La otra Biznaga de Oro, la que corresponde al cine latino, no estaba tan clara, aunque también ha ido a parar a una de las favoritas, Blanco de Verano, que es la que más menciones acumuló, ya que también ganó los premios al Mejor guion y al Mejor actor secundario. El silencio del cazador, un western que también convenció, se llevó los premios al Mejor actor para sus dos protagonistas -Alberto Amman y Pablo Écharri- y mejor montaje.

Fotograma de Tres Veranos.

No se lleva el de Mejor actriz que muchos daban a Candela Peña por su excelente trabajo en el filme. Se lo ha quitado otra española, Kiti Mánver, que además de ganar un premio honorífico se ha hecho con el de Mejor interpretación protagonista por El inconveniente, exaequo con Regina Casé, por Tres VeranosEl inconveniente, la comedia de Bernabé Rico que también se llevó el del público, el Asecan a la Mejor ópera prima y el del Jurado Joven.

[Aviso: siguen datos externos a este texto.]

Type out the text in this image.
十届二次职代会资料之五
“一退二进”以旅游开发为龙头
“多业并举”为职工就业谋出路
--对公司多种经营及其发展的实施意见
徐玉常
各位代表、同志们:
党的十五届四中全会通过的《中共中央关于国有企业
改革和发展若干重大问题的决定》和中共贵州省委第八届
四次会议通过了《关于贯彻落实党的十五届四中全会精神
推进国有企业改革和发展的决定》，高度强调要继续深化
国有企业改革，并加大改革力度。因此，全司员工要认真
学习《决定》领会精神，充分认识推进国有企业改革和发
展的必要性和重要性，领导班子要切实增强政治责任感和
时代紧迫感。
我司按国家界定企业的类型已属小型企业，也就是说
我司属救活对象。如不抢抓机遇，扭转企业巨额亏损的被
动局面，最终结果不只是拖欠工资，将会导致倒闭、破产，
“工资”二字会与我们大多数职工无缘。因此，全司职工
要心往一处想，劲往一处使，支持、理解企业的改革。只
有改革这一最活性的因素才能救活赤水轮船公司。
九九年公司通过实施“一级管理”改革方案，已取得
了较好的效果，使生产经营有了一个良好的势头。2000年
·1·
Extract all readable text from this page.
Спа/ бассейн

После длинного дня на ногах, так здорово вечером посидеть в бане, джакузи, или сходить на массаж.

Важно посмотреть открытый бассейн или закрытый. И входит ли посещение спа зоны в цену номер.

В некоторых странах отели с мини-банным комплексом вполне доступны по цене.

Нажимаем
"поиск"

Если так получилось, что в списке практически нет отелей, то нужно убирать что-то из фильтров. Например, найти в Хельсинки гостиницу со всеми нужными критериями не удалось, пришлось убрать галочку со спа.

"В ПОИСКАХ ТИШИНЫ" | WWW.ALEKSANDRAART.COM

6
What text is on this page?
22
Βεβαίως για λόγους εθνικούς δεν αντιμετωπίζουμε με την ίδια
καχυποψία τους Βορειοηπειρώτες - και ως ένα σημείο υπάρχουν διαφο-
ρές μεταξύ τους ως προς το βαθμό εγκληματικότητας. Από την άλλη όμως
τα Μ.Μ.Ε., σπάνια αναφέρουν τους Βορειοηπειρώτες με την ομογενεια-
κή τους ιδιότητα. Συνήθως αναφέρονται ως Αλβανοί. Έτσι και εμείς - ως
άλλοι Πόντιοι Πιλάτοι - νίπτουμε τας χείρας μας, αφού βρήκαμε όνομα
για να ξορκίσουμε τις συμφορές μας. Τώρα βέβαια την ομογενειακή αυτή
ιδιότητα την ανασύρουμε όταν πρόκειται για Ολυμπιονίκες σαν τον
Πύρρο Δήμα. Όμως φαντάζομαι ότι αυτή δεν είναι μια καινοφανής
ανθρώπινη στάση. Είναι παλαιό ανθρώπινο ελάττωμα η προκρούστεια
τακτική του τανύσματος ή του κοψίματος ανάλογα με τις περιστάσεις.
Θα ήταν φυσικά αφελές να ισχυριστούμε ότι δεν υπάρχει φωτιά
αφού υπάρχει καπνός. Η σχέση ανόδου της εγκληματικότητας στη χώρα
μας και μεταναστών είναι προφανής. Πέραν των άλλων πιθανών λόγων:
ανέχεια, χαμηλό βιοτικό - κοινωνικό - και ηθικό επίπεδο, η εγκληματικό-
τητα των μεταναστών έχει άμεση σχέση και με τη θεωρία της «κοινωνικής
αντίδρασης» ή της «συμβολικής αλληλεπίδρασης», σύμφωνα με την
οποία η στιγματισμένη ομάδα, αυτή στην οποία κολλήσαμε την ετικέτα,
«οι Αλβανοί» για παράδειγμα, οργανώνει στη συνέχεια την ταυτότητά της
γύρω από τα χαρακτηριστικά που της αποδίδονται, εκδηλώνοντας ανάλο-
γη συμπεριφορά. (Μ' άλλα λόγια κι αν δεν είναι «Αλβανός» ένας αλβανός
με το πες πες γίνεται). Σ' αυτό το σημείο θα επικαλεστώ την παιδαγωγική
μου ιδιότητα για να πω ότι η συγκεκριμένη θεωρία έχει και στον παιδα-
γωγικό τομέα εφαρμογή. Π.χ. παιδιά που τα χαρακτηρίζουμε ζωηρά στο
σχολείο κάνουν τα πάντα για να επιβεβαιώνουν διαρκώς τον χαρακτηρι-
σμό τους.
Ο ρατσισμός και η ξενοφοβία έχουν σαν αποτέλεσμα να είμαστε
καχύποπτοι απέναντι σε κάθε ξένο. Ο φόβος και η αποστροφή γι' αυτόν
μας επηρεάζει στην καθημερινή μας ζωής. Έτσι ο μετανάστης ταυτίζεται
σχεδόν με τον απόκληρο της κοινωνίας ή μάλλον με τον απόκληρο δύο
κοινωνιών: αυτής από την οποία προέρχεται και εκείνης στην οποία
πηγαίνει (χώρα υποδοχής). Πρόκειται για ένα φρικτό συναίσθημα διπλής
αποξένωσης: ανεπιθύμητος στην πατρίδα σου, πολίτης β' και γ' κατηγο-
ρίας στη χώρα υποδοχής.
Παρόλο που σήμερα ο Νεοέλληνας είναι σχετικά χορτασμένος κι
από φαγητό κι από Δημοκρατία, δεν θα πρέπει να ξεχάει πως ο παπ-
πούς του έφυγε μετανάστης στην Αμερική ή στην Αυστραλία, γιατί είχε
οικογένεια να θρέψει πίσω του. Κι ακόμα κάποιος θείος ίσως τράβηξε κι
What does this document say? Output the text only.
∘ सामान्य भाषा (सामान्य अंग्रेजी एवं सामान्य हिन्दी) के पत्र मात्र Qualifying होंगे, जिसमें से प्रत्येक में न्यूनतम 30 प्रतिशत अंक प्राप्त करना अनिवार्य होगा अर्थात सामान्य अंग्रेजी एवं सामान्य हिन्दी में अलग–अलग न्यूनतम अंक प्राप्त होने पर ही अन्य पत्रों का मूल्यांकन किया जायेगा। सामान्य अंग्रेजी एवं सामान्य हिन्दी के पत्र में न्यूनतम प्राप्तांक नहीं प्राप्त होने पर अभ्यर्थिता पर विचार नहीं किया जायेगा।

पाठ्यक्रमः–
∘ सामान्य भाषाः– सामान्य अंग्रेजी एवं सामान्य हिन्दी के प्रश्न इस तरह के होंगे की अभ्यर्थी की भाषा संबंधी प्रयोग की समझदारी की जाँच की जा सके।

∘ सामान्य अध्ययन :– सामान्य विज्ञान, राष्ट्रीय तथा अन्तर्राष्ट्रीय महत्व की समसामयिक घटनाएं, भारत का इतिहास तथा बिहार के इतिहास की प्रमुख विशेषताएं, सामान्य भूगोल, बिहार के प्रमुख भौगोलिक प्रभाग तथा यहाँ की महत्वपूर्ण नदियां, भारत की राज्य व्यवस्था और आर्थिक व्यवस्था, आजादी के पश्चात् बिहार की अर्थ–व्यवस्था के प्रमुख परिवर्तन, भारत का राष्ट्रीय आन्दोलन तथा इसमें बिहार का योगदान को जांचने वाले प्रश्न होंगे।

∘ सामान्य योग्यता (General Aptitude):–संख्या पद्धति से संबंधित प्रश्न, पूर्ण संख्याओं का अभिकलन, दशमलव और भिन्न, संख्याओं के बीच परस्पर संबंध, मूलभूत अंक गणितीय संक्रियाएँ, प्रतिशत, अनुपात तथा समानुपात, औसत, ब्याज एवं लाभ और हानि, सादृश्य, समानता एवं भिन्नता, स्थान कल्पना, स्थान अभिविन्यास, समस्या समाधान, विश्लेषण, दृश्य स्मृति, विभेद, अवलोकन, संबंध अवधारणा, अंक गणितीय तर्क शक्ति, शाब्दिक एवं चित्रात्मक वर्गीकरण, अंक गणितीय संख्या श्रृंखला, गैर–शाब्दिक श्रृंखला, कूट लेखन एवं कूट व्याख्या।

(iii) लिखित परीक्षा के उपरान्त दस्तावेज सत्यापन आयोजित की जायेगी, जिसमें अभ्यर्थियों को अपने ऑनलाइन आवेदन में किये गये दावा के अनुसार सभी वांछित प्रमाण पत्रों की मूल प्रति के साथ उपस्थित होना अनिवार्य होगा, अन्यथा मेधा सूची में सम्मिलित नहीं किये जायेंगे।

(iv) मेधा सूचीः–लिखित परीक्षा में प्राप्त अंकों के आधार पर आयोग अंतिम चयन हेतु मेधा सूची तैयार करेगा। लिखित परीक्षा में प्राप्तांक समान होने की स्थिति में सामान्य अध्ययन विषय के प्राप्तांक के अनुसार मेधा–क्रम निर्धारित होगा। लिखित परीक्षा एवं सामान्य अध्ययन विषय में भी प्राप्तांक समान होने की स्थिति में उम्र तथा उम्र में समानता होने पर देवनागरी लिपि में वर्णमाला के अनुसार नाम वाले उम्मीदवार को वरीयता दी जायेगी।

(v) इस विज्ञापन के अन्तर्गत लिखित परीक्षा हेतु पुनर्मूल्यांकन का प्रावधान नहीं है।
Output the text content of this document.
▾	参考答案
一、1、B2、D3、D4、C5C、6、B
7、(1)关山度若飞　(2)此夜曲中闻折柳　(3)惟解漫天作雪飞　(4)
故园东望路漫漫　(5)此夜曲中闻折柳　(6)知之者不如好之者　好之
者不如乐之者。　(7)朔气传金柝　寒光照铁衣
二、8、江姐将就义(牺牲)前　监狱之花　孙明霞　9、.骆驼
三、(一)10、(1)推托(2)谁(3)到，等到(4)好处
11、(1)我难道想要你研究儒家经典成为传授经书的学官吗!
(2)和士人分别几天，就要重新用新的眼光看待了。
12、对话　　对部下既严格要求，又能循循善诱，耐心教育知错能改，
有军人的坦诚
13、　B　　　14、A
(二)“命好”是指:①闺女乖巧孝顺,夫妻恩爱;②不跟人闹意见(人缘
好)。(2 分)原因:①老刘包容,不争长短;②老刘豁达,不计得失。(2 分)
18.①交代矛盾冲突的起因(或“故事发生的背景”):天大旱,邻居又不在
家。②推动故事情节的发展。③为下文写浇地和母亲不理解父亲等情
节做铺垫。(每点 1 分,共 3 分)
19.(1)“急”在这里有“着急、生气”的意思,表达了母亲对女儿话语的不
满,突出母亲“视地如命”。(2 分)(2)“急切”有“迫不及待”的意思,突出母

Una de las presencias más destacadas de esta edición (aunque de forma virtual), fue la de Arturo Ripstein, que recibió un premio honorífico y presentó su nuevo filme, El diablo entre las piernas, que además le valió el galardón a la Mejor dirección.

La que se fue de vacío a pesar de ser una de las grandes favoritas de la crítica fue Los europeos. La adaptación de la novela de Rafael Azcona por parte de Víctor García León, hijo de su gran colaborador José Luis García Sánchez, se ha ido de vacío. Ni si quiera los actores, los excelentes Raúl Arévalo y Juan Diego Botto como esos dos burguesitos en pleno franquismo, han conquistado al jurado. Una pena.

Una edición extraña. Celebrada en agosto en vez de marzo por el coronavirus y que ha visto cómo varias de las señas de identidad del certamen se veían tocadas. En Málaga eran normal las marabuntas de fans esperando en la entrada del hotel donde se hospedan las estrellas, las colas para conseguir un autógrafo de sus ídolos, cosas que no han podido ocurrir por la emergencia sanitaria. Pero Málaga ha sobrevivido, y ha encontrado una nueva mirada para nuestro cine.